Oxford Nanopore Technologies (ONT) workflows attach synthetic adapters and barcode oligonucleotides to DNA fragments for priming and multiplexing. Although these sequences are normally removed during basecalling or post-processing, incomplete trimming can embed non-biological fragments into genome assemblies deposited in public repositories.

Results

A systematic sequence-similarity screening of the GenBank nucleotide search database identified 5,782 unique accessions containing 13,734 Oxford Nanopore Technologies (ONT) adapter and barcode fragments embedded in bacterial, viral, and eukaryotic assemblies. Most contaminating sequences correspond to rapid-ligation and ligation-based adapters, reflecting incomplete trimming in ONT workflows. Multiple ONT synthetic sequences were often detected within a single accession, consistent with protocols employing several adapters and barcodes.

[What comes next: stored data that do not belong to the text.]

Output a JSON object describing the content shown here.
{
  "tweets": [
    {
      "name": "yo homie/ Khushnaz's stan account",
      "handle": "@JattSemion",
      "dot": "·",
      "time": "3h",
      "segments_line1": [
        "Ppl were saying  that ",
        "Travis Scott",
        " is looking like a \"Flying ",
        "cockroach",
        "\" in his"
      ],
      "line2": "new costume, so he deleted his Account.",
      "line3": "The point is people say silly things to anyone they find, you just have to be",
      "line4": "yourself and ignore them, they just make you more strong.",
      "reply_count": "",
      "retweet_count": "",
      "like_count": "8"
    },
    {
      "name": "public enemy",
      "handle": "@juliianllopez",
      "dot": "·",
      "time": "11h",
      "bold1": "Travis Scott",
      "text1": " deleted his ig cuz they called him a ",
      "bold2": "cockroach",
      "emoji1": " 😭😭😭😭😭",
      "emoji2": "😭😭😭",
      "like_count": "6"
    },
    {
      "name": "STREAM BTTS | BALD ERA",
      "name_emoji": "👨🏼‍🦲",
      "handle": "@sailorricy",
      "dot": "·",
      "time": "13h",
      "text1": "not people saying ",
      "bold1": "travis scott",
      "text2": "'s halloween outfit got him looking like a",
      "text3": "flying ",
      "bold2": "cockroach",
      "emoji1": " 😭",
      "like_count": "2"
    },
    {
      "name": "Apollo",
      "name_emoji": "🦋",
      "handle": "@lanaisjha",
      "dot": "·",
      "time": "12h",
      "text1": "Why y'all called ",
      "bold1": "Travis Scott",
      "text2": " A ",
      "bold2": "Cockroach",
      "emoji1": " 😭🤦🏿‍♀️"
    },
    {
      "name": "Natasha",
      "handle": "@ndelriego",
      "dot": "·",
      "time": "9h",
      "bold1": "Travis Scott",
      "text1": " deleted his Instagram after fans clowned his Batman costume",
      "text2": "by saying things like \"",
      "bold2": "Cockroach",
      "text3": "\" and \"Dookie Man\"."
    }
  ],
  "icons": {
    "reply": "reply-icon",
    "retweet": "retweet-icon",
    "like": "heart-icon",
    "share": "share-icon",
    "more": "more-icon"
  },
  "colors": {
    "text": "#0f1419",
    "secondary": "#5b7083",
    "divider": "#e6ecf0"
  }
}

Compared with GC-matched randomized control sequences, the original ONT sequence catalogue yielded significantly more GenBank matches, supporting that the observed signal exceeds chance similarity.

Conclusions

This ONT-specific contamination recurs across GenBank records and exhibits structured patterns across taxonomic groups and project types. Implementing ONT-aware screening during public database submissions and curation is critical to prevent the ongoing propagation of synthetic sequences and safeguard genomic data integrity.